I think this is at the heart of what it means to follow Jesus. It’s not believing in a bunch of doctrine or practicing a bunch of rituals, as helpful as these things may be for some, but rather it’s saying yes when we’re confronted with asks that are too big for us to address on our own. This is what following is. It’s not believing – it’s walking alongside. And if you’ve ever read the stories of Jesus, it becomes very evident very quickly that his heart is never associated with the comfort and well-being of the privileged but always on the side of the hurt, the oppressed, the broken. So, if you’re wondering about taking that “step of faith” toward buying that bigger house or new car or whatever other material thing you’re looking for, I’ve got bad news for you. It could very well just be religiousy verbiage to justify your heart’s desires. Go ahead and make those purchases but just don’t do it in Jesus’ name. Barf.
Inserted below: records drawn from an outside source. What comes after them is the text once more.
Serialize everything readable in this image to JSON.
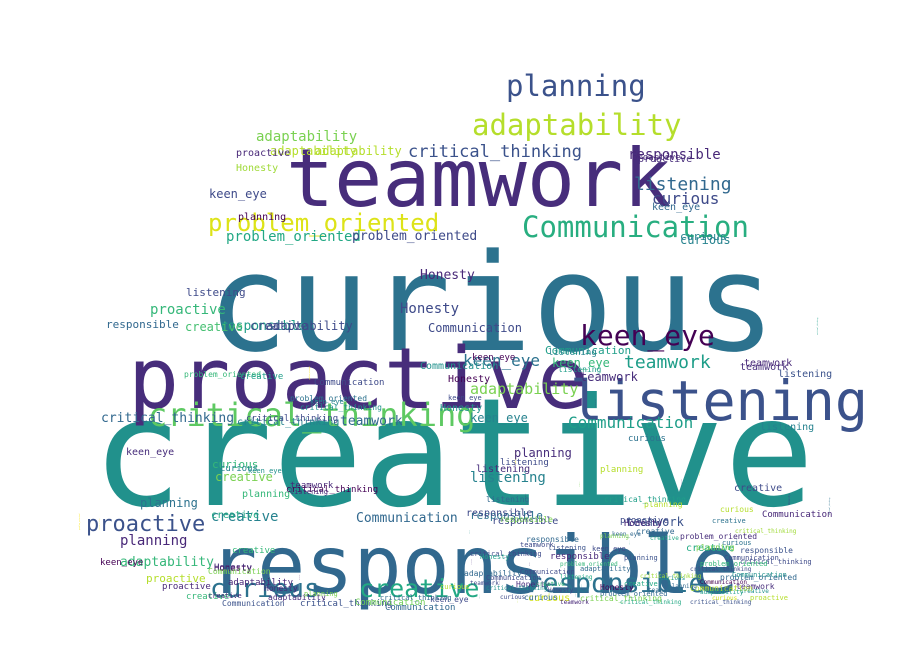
{
  "words": [
    {
      "text": "creative",
      "color": "#21918c"
    },
    {
      "text": "curious",
      "color": "#2c728e"
    },
    {
      "text": "teamwork",
      "color": "#472d7b"
    },
    {
      "text": "proactive",
      "color": "#472d7b"
    },
    {
      "text": "responsible",
      "color": "#31688e"
    },
    {
      "text": "listening",
      "color": "#3b528b"
    },
    {
      "text": "critical_thinking",
      "color": "#5ec962"
    },
    {
      "text": "Communication",
      "color": "#28ae80"
    },
    {
      "text": "problem_oriented",
      "color": "#dde318"
    },
    {
      "text": "keen_eye",
      "color": "#440154"
    },
    {
      "text": "adaptability",
      "color": "#b5de2b"
    },
    {
      "text": "planning",
      "color": "#3b528b"
    },
    {
      "text": "Honesty",
      "color": "#3e4a89"
    },
    {
      "text": "responsible",
      "color": "#2c728e"
    },
    {
      "text": "creative",
      "color": "#22a884"
    },
    {
      "text": "curious",
      "color": "#2c728e"
    },
    {
      "text": "proactive",
      "color": "#3b528b"
    },
    {
      "text": "teamwork",
      "color": "#1f9e89"
    },
    {
      "text": "keen_eye",
      "color": "#2c728e"
    },
    {
      "text": "listening",
      "color": "#26828e"
    },
    {
      "text": "Communication",
      "color": "#1f9e89"
    },
    {
      "text": "critical_thinking",
      "color": "#3b528b"
    },
    {
      "text": "responsible",
      "color": "#482878"
    },
    {
      "text": "adaptability",
      "color": "#7ad151"
    },
    {
      "text": "adaptability",
      "color": "#7ad151"
    },
    {
      "text": "critical_thinking",
      "color": "#2c728e"
    },
    {
      "text": "critical_thinking",
      "color": "#1f9e89"
    },
    {
      "text": "problem_oriented",
      "color": "#22a884"
    },
    {
      "text": "problem_oriented",
      "color": "#fde725"
    },
    {
      "text": "Honesty",
      "color": "#482878"
    },
    {
      "text": "listening",
      "color": "#31688e"
    },
    {
      "text": "curious",
      "color": "#3e4a89"
    },
    {
      "text": "planning",
      "color": "#482878"
    },
    {
      "text": "Communication",
      "color": "#3e4a89"
    },
    {
      "text": "teamwork",
      "color": "#31688e"
    },
    {
      "text": "teamwork",
      "color": "#3b528b"
    },
    {
      "text": "keen_eye",
      "color": "#35b779"
    },
    {
      "text": "keen_eye",
      "color": "#26828e"
    },
    {
      "text": "responsible",
      "color": "#1f9e89"
    },
    {
      "text": "creative",
      "color": "#44bf70"
    },
    {
      "text": "adaptability",
      "color": "#3e4a89"
    },
    {
      "text": "proactive",
      "color": "#35b779"
    },
    {
      "text": "Honesty",
      "color": "#3e4a89"
    },
    {
      "text": "Communication",
      "color": "#31688e"
    },
    {
      "text": "planning",
      "color": "#2c728e"
    },
    {
      "text": "curious",
      "color": "#26828e"
    },
    {
      "text": "listening",
      "color": "#3e4a89"
    },
    {
      "text": "creative",
      "color": "#26828e"
    },
    {
      "text": "teamwork",
      "color": "#472d7b"
    },
    {
      "text": "responsible",
      "color": "#2c728e"
    },
    {
      "text": "keen_eye",
      "color": "#3e4a89"
    },
    {
      "text": "Communication",
      "color": "#1f9e89"
    },
    {
      "text": "proactive",
      "color": "#472d7b"
    },
    {
      "text": "planning",
      "color": "#440154"
    },
    {
      "text": "curious",
      "color": "#35b779"
    },
    {
      "text": "creative",
      "color": "#7ad151"
    },
    {
      "text": "problem_oriented",
      "color": "#3e4a89"
    },
    {
      "text": "critical_thinking",
      "color": "#31688e"
    },
    {
      "text": "adaptability",
      "color": "#35b779"
    },
    {
      "text": "Honesty",
      "color": "#21918c"
    },
    {
      "text": "adaptability",
      "color": "#b5de2b"
    },
    {
      "text": "adaptability",
      "color": "#b5de2b"
    },
    {
      "text": "responsible",
      "color": "#31688e"
    },
    {
      "text": "critical_thinking",
      "color": "#26828e"
    },
    {
      "text": "Honesty",
      "color": "#440154"
    },
    {
      "text": "Honesty",
      "color": "#a0da39"
    },
    {
      "text": "proactive",
      "color": "#b5de2b"
    },
    {
      "text": "proactive",
      "color": "#482878"
    },
    {
      "text": "creative",
      "color": "#3e4a89"
    },
    {
      "text": "creative",
      "color": "#22a884"
    },
    {
      "text": "teamwork",
      "color": "#472d7b"
    },
    {
      "text": "listening",
      "color": "#3b528b"
    },
    {
      "text": "listening",
      "color": "#26828e"
    },
    {
      "text": "curious",
      "color": "#2c728e"
    },
    {
      "text": "curious",
      "color": "#d2e21b"
    },
    {
      "text": "problem_oriented",
      "color": "#fde725"
    },
    {
      "text": "Communication",
      "color": "#21918c"
    },
    {
      "text": "keen_eye",
      "color": "#440154"
    },
    {
      "text": "keen_eye",
      "color": "#472d7b"
    },
    {
      "text": "planning",
      "color": "#472d7b"
    },
    {
      "text": "planning",
      "color": "#35b779"
    },
    {
      "text": "responsible",
      "color": "#3e4a89"
    },
    {
      "text": "teamwork",
      "color": "#482878"
    },
    {
      "text": "creative",
      "color": "#3e4a89"
    },
    {
      "text": "adaptability",
      "color": "#482878"
    },
    {
      "text": "Communication",
      "color": "#31688e"
    },
    {
      "text": "Honesty",
      "color": "#440154"
    },
    {
      "text": "proactive",
      "color": "#482878"
    },
    {
      "text": "critical_thinking",
      "color": "#440154"
    },
    {
      "text": "critical_thinking",
      "color": "#3e4a89"
    },
    {
      "text": "problem_oriented",
      "color": "#fde725"
    },
    {
      "text": "listening",
      "color": "#472d7b"
    },
    {
      "text": "curious",
      "color": "#26828e"
    },
    {
      "text": "teamwork",
      "color": "#482878"
    },
    {
      "text": "keen_eye",
      "color": "#31688e"
    },
    {
      "text": "planning",
      "color": "#b5de2b"
    },
    {
      "text": "creative",
      "color": "#22a884"
    },
    {
      "text": "responsible",
      "color": "#3e4a89"
    },
    {
      "text": "Communication",
      "color": "#3e4a89"
    },
    {
      "text": "adaptability",
      "color": "#472d7b"
    },
    {
      "text": "Honesty",
      "color": "#472d7b"
    },
    {
      "text": "proactive",
      "color": "#482878"
    },
    {
      "text": "curious",
      "color": "#26828e"
    },
    {
      "text": "listening",
      "color": "#3e4a89"
    },
    {
      "text": "creative",
      "color": "#35b779"
    },
    {
      "text": "keen_eye",
      "color": "#440154"
    },
    {
      "text": "problem_oriented",
      "color": "#fde725"
    },
    {
      "text": "problem_oriented",
      "color": "#35b779"
    },
    {
      "text": "critical_thinking",
      "color": "#21918c"
    },
    {
      "text": "critical_thinking",
      "color": "#3b528b"
    },
    {
      "text": "responsible",
      "color": "#3e4a89"
    },
    {
      "text": "responsible",
      "color": "#7ad151"
    },
    {
      "text": "Communication",
      "color": "#6ece58"
    },
    {
      "text": "Communication",
      "color": "#482878"
    },
    {
      "text": "teamwork",
      "color": "#472d7b"
    },
    {
      "text": "teamwork",
      "color": "#21918c"
    },
    {
      "text": "planning",
      "color": "#b5de2b"
    },
    {
      "text": "planning",
      "color": "#b5de2b"
    },
    {
      "text": "listening",
      "color": "#26828e"
    },
    {
      "text": "listening",
      "color": "#1f9e89"
    },
    {
      "text": "curious",
      "color": "#31688e"
    },
    {
      "text": "curious",
      "color": "#b5de2b"
    },
    {
      "text": "creative",
      "color": "#35b779"
    },
    {
      "text": "creative",
      "color": "#1f9e89"
    },
    {
      "text": "Honesty",
      "color": "#482878"
    },
    {
      "text": "proactive",
      "color": "#3e4a89"
    },
    {
      "text": "adaptability",
      "color": "#472d7b"
    },
    {
      "text": "keen_eye",
      "color": "#3e4a89"
    },
    {
      "text": "Communication",
      "color": "#3b528b"
    },
    {
      "text": "Communication",
      "color": "#7ad151"
    },
    {
      "text": "responsible",
      "color": "#482878"
    },
    {
      "text": "creative",
      "color": "#1f9e89"
    },
    {
      "text": "curious",
      "color": "#b5de2b"
    },
    {
      "text": "teamwork",
      "color": "#7ad151"
    },
    {
      "text": "planning",
      "color": "#440154"
    },
    {
      "text": "problem_oriented",
      "color": "#31688e"
    },
    {
      "text": "critical_thinking",
      "color": "#1f9e89"
    },
    {
      "text": "Honesty",
      "color": "#482878"
    },
    {
      "text": "keen_eye",
      "color": "#3e4a89"
    },
    {
      "text": "adaptability",
      "color": "#31688e"
    },
    {
      "text": "proactive",
      "color": "#472d7b"
    },
    {
      "text": "listening",
      "color": "#31688e"
    },
    {
      "text": "responsible",
      "color": "#3b528b"
    },
    {
      "text": "critical_thinking",
      "color": "#3e4a89"
    },
    {
      "text": "problem_oriented",
      "color": "#472d7b"
    },
    {
      "text": "problem_oriented",
      "color": "#2c728e"
    },
    {
      "text": "critical_thinking",
      "color": "#31688e"
    },
    {
      "text": "Honesty",
      "color": "#440154"
    },
    {
      "text": "keen_eye",
      "color": "#26828e"
    },
    {
      "text": "planning",
      "color": "#7ad151"
    },
    {
      "text": "curious",
      "color": "#2c728e"
    },
    {
      "text": "teamwork",
      "color": "#482878"
    },
    {
      "text": "creative",
      "color": "#2c728e"
    },
    {
      "text": "Communication",
      "color": "#3e4a89"
    },
    {
      "text": "adaptability",
      "color": "#482878"
    },
    {
      "text": "critical_thinking",
      "color": "#3e4a89"
    },
    {
      "text": "creative",
      "color": "#472d7b"
    },
    {
      "text": "planning",
      "color": "#7ad151"
    },
    {
      "text": "Honesty",
      "color": "#472d7b"
    },
    {
      "text": "listening",
      "color": "#482878"
    },
    {
      "text": "keen_eye",
      "color": "#21918c"
    },
    {
      "text": "curious",
      "color": "#21918c"
    },
    {
      "text": "problem_oriented",
      "color": "#31688e"
    },
    {
      "text": "responsible",
      "color": "#31688e"
    },
    {
      "text": "adaptability",
      "color": "#35b779"
    },
    {
      "text": "creative",
      "color": "#31688e"
    },
    {
      "text": "critical_thinking",
      "color": "#7ad151"
    },
    {
      "text": "Honesty",
      "color": "#1f9e89"
    },
    {
      "text": "Communication",
      "color": "#21918c"
    },
    {
      "text": "Communication",
      "color": "#b5de2b"
    },
    {
      "text": "curious",
      "color": "#d2e21b"
    },
    {
      "text": "proactive",
      "color": "#b5de2b"
    },
    {
      "text": "teamwork",
      "color": "#3e4a89"
    },
    {
      "text": "listening",
      "color": "#3b528b"
    },
    {
      "text": "keen_eye",
      "color": "#3e4a89"
    },
    {
      "text": "problem_oriented",
      "color": "#7ad151"
    },
    {
      "text": "creative",
      "color": "#22a884"
    },
    {
      "text": "responsible",
      "color": "#482878"
    },
    {
      "text": "Communication",
      "color": "#3e4a89"
    },
    {
      "text": "Communication",
      "color": "#3e4a89"
    },
    {
      "text": "curious",
      "color": "#b5de2b"
    },
    {
      "text": "teamwork",
      "color": "#21918c"
    },
    {
      "text": "adaptability",
      "color": "#31688e"
    },
    {
      "text": "Honesty",
      "color": "#472d7b"
    },
    {
      "text": "planning",
      "color": "#3b528b"
    },
    {
      "text": "problem_oriented",
      "color": "#35b779"
    },
    {
      "text": "critical_thinking",
      "color": "#a0da39"
    },
    {
      "text": "curious",
      "color": "#21918c"
    },
    {
      "text": "critical_thinking",
      "color": "#a0da39"
    },
    {
      "text": "listening",
      "color": "#22a884"
    },
    {
      "text": "creative",
      "color": "#21918c"
    },
    {
      "text": "teamwork",
      "color": "#3e4a89"
    },
    {
      "text": "problem_oriented",
      "color": "#35b779"
    },
    {
      "text": "keen_eye",
      "color": "#31688e"
    },
    {
      "text": "critical_thinking",
      "color": "#3e4a89"
    },
    {
      "text": "listening",
      "color": "#1f9e89"
    },
    {
      "text": "creative",
      "color": "#22a884"
    },
    {
      "text": "planning",
      "color": "#7ad151"
    },
    {
      "text": "adaptability",
      "color": "#26828e"
    },
    {
      "text": "critical_thinking",
      "color": "#21918c"
    },
    {
      "text": "Honesty",
      "color": "#3e4a89"
    },
    {
      "text": "listening",
      "color": "#26828e"
    },
    {
      "text": "curious",
      "color": "#3e4a89"
    },
    {
      "text": "Communication",
      "color": "#440154"
    },
    {
      "text": "creative",
      "color": "#21918c"
    },
    {
      "text": "teamwork",
      "color": "#482878"
    },
    {
      "text": "critical_thinking",
      "color": "#3b528b"
    },
    {
      "text": "critical_thinking",
      "color": "#22a884"
    },
    {
      "text": "problem_oriented",
      "color": "#482878"
    },
    {
      "text": "creative",
      "color": "#35b779"
    },
    {
      "text": "teamwork",
      "color": "#31688e"
    },
    {
      "text": "planning",
      "color": "#31688e"
    },
    {
      "text": "adaptability",
      "color": "#1f9e89"
    },
    {
      "text": "curious",
      "color": "#d2e21b"
    },
    {
      "text": "Communication",
      "color": "#fde725"
    },
    {
      "text": "responsible",
      "color": "#482878"
    },
    {
      "text": "Honesty",
      "color": "#472d7b"
    },
    {
      "text": "creative",
      "color": "#26828e"
    },
    {
      "text": "problem_oriented",
      "color": "#3e4a89"
    },
    {
      "text": "critical_thinking",
      "color": "#b5de2b"
    },
    {
      "text": "creative",
      "color": "#1f9e89"
    },
    {
      "text": "curious",
      "color": "#472d7b"
    },
    {
      "text": "Communication",
      "color": "#21918c"
    },
    {
      "text": "teamwork",
      "color": "#31688e"
    },
    {
      "text": "Honesty",
      "color": "#482878"
    },
    {
      "text": "keen_eye",
      "color": "#1f9e89"
    },
    {
      "text": "listening",
      "color": "#1f9e89"
    },
    {
      "text": "critical_thinking",
      "color": "#7ad151"
    },
    {
      "text": "curious",
      "color": "#3e4a89"
    },
    {
      "text": "Communication",
      "color": "#3e4a89"
    }
  ]
}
Woah, sidetracked there for a sec. Let’s get back on track and wrap this up before you completely dismiss me as a judgmental hypocrite (which, I am. ☹).
Far too many of us are stuck at the Visitors’ Centre. Sure, we’re safe. We’re comfortable. We can distract ourselves with gadgets and people watching – but ultimately, we’re bored and directionless and looking for something more. There’s a pining that’s happening in that space – a pining for an adventure that takes us beyond ourselves. I don’t think this pining has to culminate in some literal epic adventure like going to Africa or even changing careers. Maybe it does for some of us, I’m not sure, but I think we’re asked every day to go on these little adventures of trust – adventures that will cause us to relinquish control and power in exchange for reconciliation and redemption. And yeah, there’s a cost and there’s cut ands scrapes and discomfort and we miss out on the luxury of AC, but in exchange we get to experience the awesome summit. We get stories to share. We get to establish a camaraderie with others on the journey. We get to feel alive and have a deeper intimacy with God himself.
And for what it’s worth, I don’t think Rhonda and I are hopelessly too self-centred or afraid to follow Jesus up the trail. We have said yes to the arduous climb at different points in our life together. I guess the goal (point?) is to be able to do so more frequently and as the asks gets tougher and tougher. But this is the journey of faith isn’t it? The adventure is always going to be there, waiting, all around us – we just need to take the first step on the jagged rocky path before us.